Now if that sounds magically fantastic I suggest reading up on ORM elsewhere (sorry, but I’m a truly bad technical writer and I’ll just ramble across the topic without digging into minutae). All this does come with a cost – which differs depending on the ORM approach taken. Since we rely on methods generated standardised SQL in place of custom optimised SQL, there is a performance hit. No JOINS, UNIONS, etc have that effect. So does not being able to limit the range of data from a row that is requested – this all can be solved by the way, but my home brewed ORM was built for simplicity, not speed. See ORM solutions like Propel for something far more complete (and therefore complex).
I think the above serves as a very non-detailed intro to the workings of ORM – if not a full technical debate over its merits. Now on to the implementation of the version in QSE.
To implement ORM you need a few building blocks as basics:
1. Database Table details and metainformation
2. An SQL Generator (and optionally an Optimiser – never added one)
3. A database abstraction layer (to enable rapid switching between database types)
Many fast and easy implementations of a dead simple ORM class like ActiveRecord omit all but number 2 – which is usually built in. This is a direction that personally I view as dangerous. One ActiveRecord implementation I saw did the following (most follow it closely):
1. Request Table details from MySQL
2. Generate a domain class from this metainfo specific to the Table structure
3. Instantiate the generated class to an object
That makes sense (it works for Ruby on Rails afterall ) but it imposes a cost – all that extra querying and class generation is done at runtime, for every request a server handles. Now personally I prefer to take the pre-generate option.

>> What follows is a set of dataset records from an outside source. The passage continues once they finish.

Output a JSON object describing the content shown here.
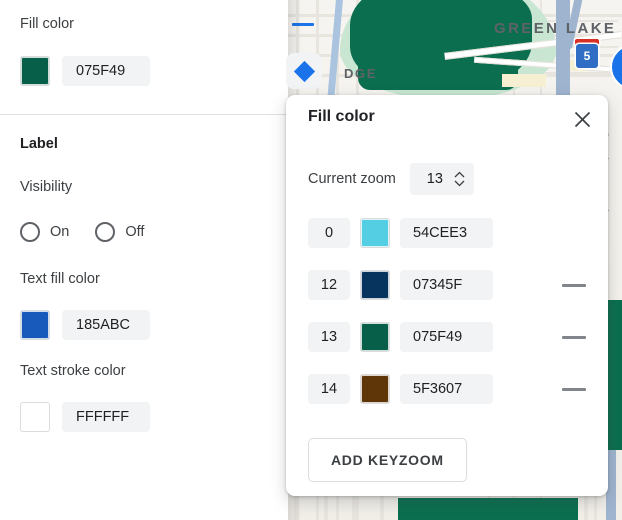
{
  "left_panel": {
    "fill_color": {
      "label": "Fill color",
      "swatch_color": "#075F49",
      "hex_value": "075F49"
    },
    "collapse_icon": "minus-icon",
    "keyzoom_toggle_icon": "diamond-icon",
    "label_section": {
      "title": "Label",
      "visibility_label": "Visibility",
      "visibility_options": [
        {
          "label": "On",
          "selected": false
        },
        {
          "label": "Off",
          "selected": false
        }
      ],
      "text_fill_color": {
        "label": "Text fill color",
        "swatch_color": "#185ABC",
        "hex_value": "185ABC"
      },
      "text_stroke_color": {
        "label": "Text stroke color",
        "swatch_color": "#FFFFFF",
        "hex_value": "FFFFFF"
      }
    }
  },
  "dialog": {
    "title": "Fill color",
    "close_icon": "close-icon",
    "current_zoom": {
      "label": "Current zoom",
      "value": "13",
      "increment_icon": "chevron-up-icon",
      "decrement_icon": "chevron-down-icon"
    },
    "keyzoom_rows": [
      {
        "zoom": "0",
        "color": "#54CEE3",
        "hex": "54CEE3",
        "removable": false
      },
      {
        "zoom": "12",
        "color": "#07345F",
        "hex": "07345F",
        "removable": true
      },
      {
        "zoom": "13",
        "color": "#075F49",
        "hex": "075F49",
        "removable": true
      },
      {
        "zoom": "14",
        "color": "#5F3607",
        "hex": "5F3607",
        "removable": true
      }
    ],
    "add_button": "ADD KEYZOOM"
  },
  "map": {
    "labels": [
      {
        "text": "GREEN LAKE",
        "size": "large"
      },
      {
        "text": "DGE",
        "size": "small"
      }
    ],
    "highway_shield": "5",
    "pin_color": "#1A73E8"
  },
  "theme": {
    "accent": "#1A73E8",
    "field_bg": "#F1F3F4",
    "text": "#202124",
    "muted_text": "#3C4043"
  }
}
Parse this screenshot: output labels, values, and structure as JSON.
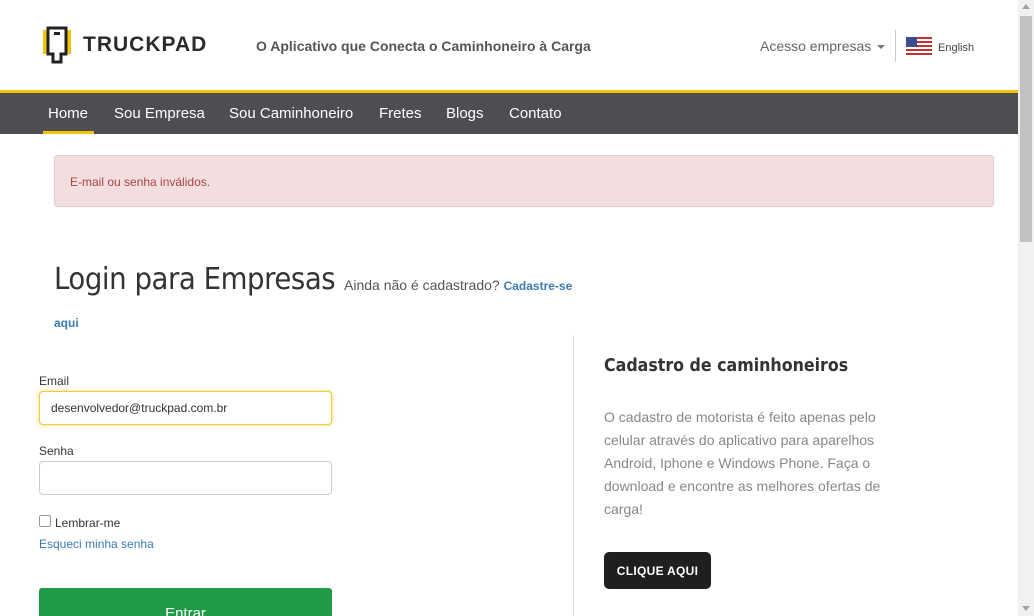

If my database tables are going to remain static (I don’t see many PHP applications changing table structure every few minutes) I will pre-generate all those domain objects and store them for use in the application before its released/published as Transfer Objects. Why not skip all three of those costly steps?
This still does not tell anyone where the SQL comes from. Since I aimed for simplicity, I designed a small class which generates SQL depending on the structure of the table – most of the SQL follow the simplest route for CRUD operations (Create, Read, Update, Delete). This Data Access object in combination with a Transfer Object enables a very simple ORM layer without the frills and thrills of something like Propel, but without the performance hit of RoR’s ActiveRecord. Is it feature full? No. Is it simple? Yes. Objectives met.
The last piece of the puzzle is using ADOdb-Lite as a database abstraction layer in place of where PHP’s native library functions (mysql_query() and such) would be. ADOdb-Lite simplifies other aspects of SQL generation a great deal – making even the all powerful Data Access class incredibly simple.
Basic operation: The user instantiates the selected Transfer Object (e.g. User). This object includes a set of CRUD methods which delegate SQL query operations to the Data Access object. The DAO generates the required SQL, and executes via the ADOdb-Lite database abstraction library. The sequence of method calls allows the return of any resulting data, usually a boolean false on failure, or some other value (an array for row data for example) back to the parent Transfer Object which stores such data internally. The stored data is accessible using a set of getters/setters which are based in individual names (e.g. setUserName() maps to the user_name field).
There ends my overview. Maybe it sheds a little light of what I was up to in QS, then again maybe not. If anyone needs further clarification, well, you all know my email address from the forums.